Member of the National Assembly of Pakistan from Rahim Yar Khan (2024–2029)

Mian Ghous Muhammad (میاں غوث محمد) is a Pakistani politician who has been a member of the National Assembly of Pakistan since February 2024.

==Political career==
Muhammad contested the 2008 Pakistani general election from NA-193 Rahim Yar Khan-II as an independent candidate, but was unsuccessful. He received 252 votes and was defeated by Mian Abdul Sattar, a candidate of Pakistan People's Party (PPP).
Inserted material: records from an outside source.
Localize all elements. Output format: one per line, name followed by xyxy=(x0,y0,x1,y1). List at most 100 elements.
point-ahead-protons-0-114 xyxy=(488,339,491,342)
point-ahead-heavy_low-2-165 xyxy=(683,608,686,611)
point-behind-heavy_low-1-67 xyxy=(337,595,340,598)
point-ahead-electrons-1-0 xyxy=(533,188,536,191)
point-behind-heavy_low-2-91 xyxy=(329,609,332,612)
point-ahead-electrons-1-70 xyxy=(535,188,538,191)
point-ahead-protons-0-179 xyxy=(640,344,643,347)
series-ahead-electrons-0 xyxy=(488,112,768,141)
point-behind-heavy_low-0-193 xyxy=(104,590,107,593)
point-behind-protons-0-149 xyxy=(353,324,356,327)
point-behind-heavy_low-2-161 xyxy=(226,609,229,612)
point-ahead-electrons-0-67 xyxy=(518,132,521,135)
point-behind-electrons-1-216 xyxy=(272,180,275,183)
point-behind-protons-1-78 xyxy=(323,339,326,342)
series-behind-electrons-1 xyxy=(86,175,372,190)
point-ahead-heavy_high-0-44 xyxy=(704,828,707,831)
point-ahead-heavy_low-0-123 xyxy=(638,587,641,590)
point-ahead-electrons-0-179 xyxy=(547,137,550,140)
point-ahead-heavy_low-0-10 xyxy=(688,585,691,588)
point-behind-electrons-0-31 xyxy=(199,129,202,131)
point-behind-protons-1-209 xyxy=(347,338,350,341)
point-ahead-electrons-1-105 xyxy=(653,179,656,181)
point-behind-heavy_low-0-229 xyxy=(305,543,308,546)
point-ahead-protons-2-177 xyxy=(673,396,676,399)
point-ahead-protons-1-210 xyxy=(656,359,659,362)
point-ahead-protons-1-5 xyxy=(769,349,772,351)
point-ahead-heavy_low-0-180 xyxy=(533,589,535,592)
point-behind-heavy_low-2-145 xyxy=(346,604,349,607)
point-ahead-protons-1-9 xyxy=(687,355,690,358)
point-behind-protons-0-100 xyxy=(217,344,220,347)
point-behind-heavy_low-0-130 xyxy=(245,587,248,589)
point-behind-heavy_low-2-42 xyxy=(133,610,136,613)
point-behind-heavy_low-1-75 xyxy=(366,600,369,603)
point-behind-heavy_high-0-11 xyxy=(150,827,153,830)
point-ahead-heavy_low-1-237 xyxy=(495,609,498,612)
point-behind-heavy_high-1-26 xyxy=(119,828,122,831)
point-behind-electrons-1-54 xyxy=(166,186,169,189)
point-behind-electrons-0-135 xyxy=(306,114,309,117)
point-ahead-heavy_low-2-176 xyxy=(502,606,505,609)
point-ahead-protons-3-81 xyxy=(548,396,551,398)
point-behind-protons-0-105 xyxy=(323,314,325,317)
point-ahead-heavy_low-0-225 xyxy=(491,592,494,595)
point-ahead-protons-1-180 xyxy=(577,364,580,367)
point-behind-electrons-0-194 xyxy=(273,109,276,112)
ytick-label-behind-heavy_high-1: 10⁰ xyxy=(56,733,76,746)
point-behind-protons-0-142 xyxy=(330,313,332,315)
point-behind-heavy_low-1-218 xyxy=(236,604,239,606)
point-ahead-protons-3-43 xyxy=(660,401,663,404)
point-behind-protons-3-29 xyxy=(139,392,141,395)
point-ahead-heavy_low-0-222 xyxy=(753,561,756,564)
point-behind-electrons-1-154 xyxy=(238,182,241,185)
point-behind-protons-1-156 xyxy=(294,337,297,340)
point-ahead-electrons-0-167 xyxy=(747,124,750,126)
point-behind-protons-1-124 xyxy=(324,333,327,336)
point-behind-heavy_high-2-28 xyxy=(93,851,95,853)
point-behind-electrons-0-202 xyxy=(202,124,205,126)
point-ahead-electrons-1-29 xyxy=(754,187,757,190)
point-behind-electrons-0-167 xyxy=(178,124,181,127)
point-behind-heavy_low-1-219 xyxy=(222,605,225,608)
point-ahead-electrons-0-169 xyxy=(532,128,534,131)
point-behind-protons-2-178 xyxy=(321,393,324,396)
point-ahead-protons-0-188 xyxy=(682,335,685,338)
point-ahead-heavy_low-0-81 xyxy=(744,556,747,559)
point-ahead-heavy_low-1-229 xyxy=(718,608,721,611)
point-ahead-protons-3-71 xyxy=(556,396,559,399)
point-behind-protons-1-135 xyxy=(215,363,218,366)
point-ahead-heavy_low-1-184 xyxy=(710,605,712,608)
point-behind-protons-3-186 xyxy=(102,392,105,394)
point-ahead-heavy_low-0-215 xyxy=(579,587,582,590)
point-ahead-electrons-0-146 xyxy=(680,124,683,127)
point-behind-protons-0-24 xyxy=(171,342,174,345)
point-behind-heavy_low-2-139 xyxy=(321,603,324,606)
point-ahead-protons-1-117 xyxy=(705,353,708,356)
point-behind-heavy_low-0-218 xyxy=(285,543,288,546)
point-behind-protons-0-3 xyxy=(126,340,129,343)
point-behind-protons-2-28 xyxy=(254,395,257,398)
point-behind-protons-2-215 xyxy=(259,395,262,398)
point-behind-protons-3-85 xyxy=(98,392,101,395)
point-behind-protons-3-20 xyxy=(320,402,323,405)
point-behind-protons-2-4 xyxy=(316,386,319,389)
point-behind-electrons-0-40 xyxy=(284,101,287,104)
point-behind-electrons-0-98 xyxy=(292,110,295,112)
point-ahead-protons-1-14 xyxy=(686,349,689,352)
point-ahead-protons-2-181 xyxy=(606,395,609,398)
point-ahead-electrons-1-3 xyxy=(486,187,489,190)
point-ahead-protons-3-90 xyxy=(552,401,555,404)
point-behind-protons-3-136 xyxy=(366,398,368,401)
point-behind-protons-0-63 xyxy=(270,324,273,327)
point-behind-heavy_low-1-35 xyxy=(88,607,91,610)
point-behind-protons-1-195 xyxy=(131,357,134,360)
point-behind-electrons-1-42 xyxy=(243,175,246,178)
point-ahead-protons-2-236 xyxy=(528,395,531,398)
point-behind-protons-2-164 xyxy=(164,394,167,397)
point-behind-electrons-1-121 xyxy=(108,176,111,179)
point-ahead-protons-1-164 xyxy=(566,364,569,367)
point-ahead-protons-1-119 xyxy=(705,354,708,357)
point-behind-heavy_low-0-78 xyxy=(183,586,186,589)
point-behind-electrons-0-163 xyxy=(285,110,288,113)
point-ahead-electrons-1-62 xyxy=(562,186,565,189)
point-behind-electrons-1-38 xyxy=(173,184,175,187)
He contested the 2013 Pakistani general election from NA-193 Rahim Yar Khan-II as a candidate of Pakistan Tehreek-e-Insaf (PTI), but was unsuccessful. He received 17,130 votes and was defeated by Sheikh Fayyaz Ud Din, a candidate of Pakistan Muslim League (N) (PML(N)).

He contested the 2018 Pakistani general election from NA-176 Rahim Yar Khan-II as a candidate of PTI, but was unsuccessful. He received 59,937 votes and was defeated by Sheikh Fayyaz Ud Din, a candidate of PML(N).

He was elected to the National Assembly of Pakistan in the 2024 Pakistani general election from NA-170 Rahim Yar Khan-II as an independent candidate supported by PTI. He received 113,336 votes while runner-up Sheikh Fayyaz Ud Din, a candidate of PML(N), received 79,144 votes.